To the often-told stories of Hepburn’s life, this latest biography promises to add the untold.
Was Katharine Hepburn a lesbian? That’s the question framing this otherwise rather pointless cut-and-paste biography of the star. Early on, Parish (Jet Li, 2002) examines Hepburn’s relationship with her brother Tom. Athletic, but sensitive, he hung himself at 15. Had classmates discovered him having sex with another man? Had he and his sister been incestuous? With little concrete evidence, Parish is left to speculate. He draws inferences as well about Hepburn’s relationships with several women, including Laura Harding, Irene Mayer Selznick and Hepburn’s longtime companion, Phyllis Wilbourn.

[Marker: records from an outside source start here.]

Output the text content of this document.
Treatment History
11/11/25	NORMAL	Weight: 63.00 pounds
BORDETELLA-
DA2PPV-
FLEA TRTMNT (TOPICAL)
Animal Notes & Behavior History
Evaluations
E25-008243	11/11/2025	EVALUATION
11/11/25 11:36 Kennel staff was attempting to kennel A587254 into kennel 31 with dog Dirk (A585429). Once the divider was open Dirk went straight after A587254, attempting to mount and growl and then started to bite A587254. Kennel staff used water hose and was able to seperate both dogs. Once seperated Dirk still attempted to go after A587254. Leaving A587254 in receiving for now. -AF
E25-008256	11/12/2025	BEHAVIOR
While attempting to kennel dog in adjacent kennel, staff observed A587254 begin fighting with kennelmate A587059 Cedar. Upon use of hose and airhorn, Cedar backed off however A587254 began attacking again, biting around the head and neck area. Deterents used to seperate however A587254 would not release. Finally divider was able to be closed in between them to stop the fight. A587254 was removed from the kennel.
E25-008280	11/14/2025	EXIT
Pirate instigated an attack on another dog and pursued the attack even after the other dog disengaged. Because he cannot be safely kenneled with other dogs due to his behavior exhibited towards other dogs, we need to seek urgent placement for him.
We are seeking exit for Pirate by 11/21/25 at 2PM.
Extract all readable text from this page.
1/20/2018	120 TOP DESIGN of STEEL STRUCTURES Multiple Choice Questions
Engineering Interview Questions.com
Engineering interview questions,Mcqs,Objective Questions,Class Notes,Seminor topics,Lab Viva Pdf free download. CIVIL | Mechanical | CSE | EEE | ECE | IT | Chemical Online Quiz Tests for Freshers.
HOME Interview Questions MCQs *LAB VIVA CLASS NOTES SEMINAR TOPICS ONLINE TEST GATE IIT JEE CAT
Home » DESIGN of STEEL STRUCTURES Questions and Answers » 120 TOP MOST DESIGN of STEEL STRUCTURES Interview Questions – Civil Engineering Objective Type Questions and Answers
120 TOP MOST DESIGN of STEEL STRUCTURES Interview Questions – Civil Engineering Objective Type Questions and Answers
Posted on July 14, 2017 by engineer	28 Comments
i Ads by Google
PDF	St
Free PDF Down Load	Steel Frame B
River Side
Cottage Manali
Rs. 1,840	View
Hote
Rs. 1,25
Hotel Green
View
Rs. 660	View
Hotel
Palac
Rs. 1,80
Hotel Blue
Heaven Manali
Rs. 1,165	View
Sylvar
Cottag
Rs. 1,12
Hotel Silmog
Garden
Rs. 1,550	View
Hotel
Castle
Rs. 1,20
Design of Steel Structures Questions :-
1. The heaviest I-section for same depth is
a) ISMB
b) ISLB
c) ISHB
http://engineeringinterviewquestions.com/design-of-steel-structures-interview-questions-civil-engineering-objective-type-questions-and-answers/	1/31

During Hepburn’s early days in Hollywood, she and Harding shared a house, leaving Hepburn’s bisexual husband, Ludlow Ogden Smith, back East. But again lacking hard evidence, Parish can say only that Hepburn may have been a lesbian. His repeated implication—that because Hepburn consorted with lesbians, she, too, may have been a lesbian—ought to annoy gay and straight readers alike. Keen to Hepburn’s skill at controlling media, Parish also suggests the actress drew attention away from persistent rumors she was a lesbian by greatly enhancing accounts of her relationships with Howard Hughes and Spencer Tracy. Hepburn, Parish says, implied the affairs were sexual when they were really platonic. In particular, he adds, Hepburn publicly transformed her affair with Tracy, a miserable alcoholic who may have been bisexual, into one of the great love stories of our time. Hepburn, Parish writes, “was a master of illusion both on and off the screen.”
Parish regards Hepburn more objectively than most of her other biographers, but he comes up with little that is definitive or new—perhaps because of the dearth and deaths of primary sources to document her (sex) life.